A voice from the fringe? Well, perhaps. But nothing with which House Majority Leader Steny Hoyer would quibble. Like Stern, he inferred that voters were upset at Republican obstructionism. "I think what the public is angry about is they see, first of all, an opposition for opposition's sake." Oh. And the voters expressed this anger at Republicans by electing one more to the Senate? From a state that has not elected a Republican senator since 1967?
But the most obtuse whistler past the graveyard was Obama adviser David Axelrod, who denied that the Brown victory was a blow to health care legislation. This was a bit thick even for the interlocutor on MSNBC. Savannah Guthrie asked, "How can you interpret this in any other way that it is a total rejection of health care reform, given the fact that the candidate that won resoundingly would sign his autograph '41' -- the 41st vote against health care reform?" Axelrod tried to be soothing. " ... There are messages here.
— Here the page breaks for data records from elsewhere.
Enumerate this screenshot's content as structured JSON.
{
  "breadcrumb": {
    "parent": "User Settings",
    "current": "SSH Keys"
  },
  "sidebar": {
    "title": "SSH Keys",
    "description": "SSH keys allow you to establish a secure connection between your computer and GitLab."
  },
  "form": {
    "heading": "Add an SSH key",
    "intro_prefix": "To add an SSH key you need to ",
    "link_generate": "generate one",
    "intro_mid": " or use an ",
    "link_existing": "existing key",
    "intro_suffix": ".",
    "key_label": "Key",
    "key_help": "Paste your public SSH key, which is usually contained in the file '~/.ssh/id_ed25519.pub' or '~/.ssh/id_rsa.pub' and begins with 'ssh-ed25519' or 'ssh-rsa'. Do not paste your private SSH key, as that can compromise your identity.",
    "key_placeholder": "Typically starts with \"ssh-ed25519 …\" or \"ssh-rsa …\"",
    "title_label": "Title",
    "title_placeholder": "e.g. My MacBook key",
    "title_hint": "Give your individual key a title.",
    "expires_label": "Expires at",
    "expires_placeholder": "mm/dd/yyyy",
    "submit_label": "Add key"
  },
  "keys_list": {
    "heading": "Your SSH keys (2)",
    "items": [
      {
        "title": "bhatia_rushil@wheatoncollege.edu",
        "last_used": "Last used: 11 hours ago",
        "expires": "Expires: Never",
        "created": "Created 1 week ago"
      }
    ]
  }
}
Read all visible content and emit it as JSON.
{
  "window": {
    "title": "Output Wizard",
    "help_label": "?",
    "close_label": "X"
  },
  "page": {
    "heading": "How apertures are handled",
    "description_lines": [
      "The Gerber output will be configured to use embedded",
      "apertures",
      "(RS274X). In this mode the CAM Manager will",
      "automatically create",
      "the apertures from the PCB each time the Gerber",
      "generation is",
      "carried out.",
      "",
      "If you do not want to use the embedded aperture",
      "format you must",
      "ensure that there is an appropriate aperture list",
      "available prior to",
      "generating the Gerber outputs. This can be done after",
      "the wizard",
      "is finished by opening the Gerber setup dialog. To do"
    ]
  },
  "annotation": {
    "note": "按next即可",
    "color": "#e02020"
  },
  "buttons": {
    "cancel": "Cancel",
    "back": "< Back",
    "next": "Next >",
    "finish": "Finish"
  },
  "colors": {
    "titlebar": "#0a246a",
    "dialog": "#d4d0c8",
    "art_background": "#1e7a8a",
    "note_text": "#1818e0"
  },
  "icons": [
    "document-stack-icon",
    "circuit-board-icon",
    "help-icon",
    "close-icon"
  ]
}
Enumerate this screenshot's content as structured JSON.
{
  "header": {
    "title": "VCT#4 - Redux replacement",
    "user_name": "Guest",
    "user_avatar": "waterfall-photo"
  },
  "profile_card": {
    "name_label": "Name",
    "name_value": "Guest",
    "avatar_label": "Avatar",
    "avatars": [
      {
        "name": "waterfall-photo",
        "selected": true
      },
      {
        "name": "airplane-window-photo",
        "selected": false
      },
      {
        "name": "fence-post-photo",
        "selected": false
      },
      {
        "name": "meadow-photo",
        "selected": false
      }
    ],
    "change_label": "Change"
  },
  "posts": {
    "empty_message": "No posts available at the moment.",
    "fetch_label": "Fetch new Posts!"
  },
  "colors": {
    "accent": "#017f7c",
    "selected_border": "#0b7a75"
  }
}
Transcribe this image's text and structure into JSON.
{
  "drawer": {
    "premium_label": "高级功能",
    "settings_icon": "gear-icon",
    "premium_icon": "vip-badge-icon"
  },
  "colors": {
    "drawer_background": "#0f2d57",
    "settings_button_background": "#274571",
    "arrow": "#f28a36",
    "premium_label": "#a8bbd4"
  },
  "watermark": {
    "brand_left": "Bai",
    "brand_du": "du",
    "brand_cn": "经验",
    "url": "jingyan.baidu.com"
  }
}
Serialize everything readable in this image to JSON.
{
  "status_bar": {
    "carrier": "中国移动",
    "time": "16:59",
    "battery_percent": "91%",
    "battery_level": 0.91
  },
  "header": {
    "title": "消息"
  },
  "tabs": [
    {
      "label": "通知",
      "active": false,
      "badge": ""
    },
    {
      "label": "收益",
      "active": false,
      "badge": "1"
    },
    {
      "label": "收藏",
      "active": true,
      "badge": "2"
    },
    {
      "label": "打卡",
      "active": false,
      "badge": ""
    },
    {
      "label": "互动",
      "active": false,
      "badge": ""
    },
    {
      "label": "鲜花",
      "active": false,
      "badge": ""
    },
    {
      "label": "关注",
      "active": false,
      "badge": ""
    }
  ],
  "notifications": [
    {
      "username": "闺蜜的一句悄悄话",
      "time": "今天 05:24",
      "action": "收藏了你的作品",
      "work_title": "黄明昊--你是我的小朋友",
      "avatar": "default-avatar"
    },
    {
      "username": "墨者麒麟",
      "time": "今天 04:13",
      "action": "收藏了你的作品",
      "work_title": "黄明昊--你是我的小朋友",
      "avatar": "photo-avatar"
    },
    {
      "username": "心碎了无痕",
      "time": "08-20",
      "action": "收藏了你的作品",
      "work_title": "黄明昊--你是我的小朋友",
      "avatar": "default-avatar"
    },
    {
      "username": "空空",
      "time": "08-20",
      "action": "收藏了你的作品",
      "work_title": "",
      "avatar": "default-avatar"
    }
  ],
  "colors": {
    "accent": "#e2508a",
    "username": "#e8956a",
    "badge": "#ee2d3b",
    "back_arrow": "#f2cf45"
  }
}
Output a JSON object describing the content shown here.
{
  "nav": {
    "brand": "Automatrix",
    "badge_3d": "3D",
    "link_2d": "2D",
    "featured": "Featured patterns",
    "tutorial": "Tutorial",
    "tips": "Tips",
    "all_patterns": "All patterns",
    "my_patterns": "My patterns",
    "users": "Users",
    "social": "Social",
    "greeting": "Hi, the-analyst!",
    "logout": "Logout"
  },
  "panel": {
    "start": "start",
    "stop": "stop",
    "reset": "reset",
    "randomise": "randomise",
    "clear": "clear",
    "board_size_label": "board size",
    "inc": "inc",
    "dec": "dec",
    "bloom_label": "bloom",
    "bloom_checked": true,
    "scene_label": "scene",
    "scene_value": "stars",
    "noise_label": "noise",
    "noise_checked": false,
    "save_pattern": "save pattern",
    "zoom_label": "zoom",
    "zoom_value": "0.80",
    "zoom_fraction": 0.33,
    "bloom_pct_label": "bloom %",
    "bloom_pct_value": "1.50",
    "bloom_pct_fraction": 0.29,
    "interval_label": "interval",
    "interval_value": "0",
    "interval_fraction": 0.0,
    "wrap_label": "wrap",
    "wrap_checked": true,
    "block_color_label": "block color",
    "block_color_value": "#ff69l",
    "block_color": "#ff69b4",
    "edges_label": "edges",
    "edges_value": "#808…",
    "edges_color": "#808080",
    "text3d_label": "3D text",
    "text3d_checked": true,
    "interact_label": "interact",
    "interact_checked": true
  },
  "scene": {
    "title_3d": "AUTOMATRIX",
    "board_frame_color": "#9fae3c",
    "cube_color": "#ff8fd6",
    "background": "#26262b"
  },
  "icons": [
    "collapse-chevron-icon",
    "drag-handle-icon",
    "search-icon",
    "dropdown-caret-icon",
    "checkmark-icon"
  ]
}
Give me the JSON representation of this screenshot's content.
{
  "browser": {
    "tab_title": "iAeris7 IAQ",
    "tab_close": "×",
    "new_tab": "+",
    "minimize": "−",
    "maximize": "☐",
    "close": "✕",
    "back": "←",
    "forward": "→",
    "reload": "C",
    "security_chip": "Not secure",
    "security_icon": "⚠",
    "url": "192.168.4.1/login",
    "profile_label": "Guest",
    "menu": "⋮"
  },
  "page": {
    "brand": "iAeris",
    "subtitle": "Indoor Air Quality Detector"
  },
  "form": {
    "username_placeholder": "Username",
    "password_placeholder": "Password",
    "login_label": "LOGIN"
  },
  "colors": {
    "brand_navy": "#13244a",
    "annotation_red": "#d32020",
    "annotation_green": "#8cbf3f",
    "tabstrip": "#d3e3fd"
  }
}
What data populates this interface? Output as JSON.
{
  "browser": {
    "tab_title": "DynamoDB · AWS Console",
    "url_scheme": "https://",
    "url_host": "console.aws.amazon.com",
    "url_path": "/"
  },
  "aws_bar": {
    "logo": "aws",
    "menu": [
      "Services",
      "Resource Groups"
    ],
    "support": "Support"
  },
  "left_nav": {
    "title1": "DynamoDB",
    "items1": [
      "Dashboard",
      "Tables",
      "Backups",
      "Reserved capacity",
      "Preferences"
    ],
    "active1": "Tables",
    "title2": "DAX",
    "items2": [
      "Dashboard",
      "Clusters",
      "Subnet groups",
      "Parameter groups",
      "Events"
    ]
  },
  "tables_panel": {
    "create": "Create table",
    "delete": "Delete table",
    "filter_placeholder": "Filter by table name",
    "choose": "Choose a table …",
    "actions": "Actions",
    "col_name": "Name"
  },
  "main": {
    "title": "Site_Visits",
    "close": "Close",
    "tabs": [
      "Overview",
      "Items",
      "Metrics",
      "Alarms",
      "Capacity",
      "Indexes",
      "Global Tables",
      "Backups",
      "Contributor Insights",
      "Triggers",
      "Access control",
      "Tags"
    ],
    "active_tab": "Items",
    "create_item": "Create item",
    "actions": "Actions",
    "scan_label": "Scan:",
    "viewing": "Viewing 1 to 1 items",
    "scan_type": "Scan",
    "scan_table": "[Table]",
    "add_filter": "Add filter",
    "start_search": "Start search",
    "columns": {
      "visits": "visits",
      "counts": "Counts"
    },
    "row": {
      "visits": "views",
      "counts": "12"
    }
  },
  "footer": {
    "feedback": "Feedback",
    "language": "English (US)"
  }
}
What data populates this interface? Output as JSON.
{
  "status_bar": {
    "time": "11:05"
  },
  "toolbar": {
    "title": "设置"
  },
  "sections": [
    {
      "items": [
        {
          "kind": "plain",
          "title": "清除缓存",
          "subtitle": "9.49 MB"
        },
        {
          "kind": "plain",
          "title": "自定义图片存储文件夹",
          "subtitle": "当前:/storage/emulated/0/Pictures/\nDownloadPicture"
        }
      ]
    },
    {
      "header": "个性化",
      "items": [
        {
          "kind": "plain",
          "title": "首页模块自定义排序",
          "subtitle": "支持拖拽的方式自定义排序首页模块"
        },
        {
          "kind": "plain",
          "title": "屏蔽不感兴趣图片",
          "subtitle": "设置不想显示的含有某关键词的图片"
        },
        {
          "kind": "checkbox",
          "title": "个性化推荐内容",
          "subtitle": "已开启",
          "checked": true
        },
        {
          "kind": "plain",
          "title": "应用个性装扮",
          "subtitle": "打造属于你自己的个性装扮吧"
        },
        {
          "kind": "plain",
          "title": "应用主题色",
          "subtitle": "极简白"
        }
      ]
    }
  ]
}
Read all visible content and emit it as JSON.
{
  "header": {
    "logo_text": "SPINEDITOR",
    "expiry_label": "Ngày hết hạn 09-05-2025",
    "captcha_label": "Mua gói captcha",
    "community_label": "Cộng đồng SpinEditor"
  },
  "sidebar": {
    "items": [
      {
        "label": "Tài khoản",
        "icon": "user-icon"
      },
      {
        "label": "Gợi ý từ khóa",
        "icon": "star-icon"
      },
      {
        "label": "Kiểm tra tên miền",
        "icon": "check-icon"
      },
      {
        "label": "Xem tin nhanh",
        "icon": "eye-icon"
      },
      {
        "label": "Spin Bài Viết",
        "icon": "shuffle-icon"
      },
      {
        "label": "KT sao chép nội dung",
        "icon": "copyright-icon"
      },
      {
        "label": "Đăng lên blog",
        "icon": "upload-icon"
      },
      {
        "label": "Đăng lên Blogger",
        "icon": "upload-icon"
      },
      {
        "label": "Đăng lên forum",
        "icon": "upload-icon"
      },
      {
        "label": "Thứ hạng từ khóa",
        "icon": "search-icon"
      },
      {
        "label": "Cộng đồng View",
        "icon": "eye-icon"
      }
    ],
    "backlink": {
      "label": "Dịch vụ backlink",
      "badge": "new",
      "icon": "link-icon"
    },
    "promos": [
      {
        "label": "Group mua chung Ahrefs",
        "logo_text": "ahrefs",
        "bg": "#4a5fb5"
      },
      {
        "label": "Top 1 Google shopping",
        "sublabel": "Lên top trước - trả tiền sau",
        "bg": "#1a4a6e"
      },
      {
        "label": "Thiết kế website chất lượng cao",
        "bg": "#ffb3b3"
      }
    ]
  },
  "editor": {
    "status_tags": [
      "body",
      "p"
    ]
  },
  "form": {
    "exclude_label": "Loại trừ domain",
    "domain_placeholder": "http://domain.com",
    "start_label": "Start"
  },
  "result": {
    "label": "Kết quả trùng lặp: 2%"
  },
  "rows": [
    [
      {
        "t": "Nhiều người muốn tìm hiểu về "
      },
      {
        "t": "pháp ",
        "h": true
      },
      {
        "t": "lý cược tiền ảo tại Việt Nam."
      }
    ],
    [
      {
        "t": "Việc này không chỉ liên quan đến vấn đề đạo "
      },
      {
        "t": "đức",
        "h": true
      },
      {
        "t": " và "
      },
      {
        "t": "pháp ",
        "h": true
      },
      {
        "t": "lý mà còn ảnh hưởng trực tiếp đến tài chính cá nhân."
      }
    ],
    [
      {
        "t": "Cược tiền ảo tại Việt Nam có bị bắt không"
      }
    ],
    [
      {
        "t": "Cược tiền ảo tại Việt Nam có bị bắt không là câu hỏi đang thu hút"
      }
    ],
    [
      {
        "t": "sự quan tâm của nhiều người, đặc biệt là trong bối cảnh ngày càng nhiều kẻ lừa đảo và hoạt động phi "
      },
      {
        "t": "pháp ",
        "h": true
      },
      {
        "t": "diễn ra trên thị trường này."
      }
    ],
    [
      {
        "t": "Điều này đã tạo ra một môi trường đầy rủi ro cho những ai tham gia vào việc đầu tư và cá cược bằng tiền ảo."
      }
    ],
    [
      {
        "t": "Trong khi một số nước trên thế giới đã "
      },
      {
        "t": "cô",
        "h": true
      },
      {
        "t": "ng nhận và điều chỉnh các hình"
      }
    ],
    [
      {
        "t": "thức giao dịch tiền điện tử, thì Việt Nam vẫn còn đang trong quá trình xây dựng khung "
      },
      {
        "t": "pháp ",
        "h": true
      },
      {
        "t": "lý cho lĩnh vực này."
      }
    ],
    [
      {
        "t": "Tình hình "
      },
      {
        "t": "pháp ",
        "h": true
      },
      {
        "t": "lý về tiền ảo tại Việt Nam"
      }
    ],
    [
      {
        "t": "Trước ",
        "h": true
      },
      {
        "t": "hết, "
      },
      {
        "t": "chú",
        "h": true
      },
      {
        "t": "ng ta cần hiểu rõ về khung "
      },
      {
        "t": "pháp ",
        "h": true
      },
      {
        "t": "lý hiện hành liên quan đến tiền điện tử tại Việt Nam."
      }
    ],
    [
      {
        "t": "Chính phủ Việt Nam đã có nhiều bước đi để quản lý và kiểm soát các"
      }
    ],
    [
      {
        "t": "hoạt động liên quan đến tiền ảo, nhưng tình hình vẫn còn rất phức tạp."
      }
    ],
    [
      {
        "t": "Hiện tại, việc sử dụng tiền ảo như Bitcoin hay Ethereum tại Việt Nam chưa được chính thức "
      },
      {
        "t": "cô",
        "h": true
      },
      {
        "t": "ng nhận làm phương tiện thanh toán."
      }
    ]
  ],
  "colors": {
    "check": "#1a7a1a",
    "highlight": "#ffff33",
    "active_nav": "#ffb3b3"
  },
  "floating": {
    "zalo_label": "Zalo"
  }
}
We hear those messages, but there is a tendency in this town ... to overblow things ... And I don't think it's about that one particular issue. I think there's a general sense of discontent about the economy and there's a general sense of discontent about this town. That's why we were elected. We are committed to doing something about it."
If Republican victories in three states that voted for Obama (New Jersey by 15 points, Virginia by 7, and Massachusetts by 26) were not evidence enough, polls have been showing since July that Americans are opposed to the health reform oozing its way through Congress. A November 2009 Gallup survey found 53 percent saying they disapproved of the way President Obama was handling health care. An ABC News/Washington Post poll in December found the same. In January, a Quinnipiac poll found that 58 percent disapproved.
The Obama administration amply enjoyed its opportunity to exult over its defeated rivals in 2008. But the spirit of "I trump you," which imbued the first year of the administration, has led to overreach and now to rebuke. It's one thing to disdain Republicans. It's another to dis the voters.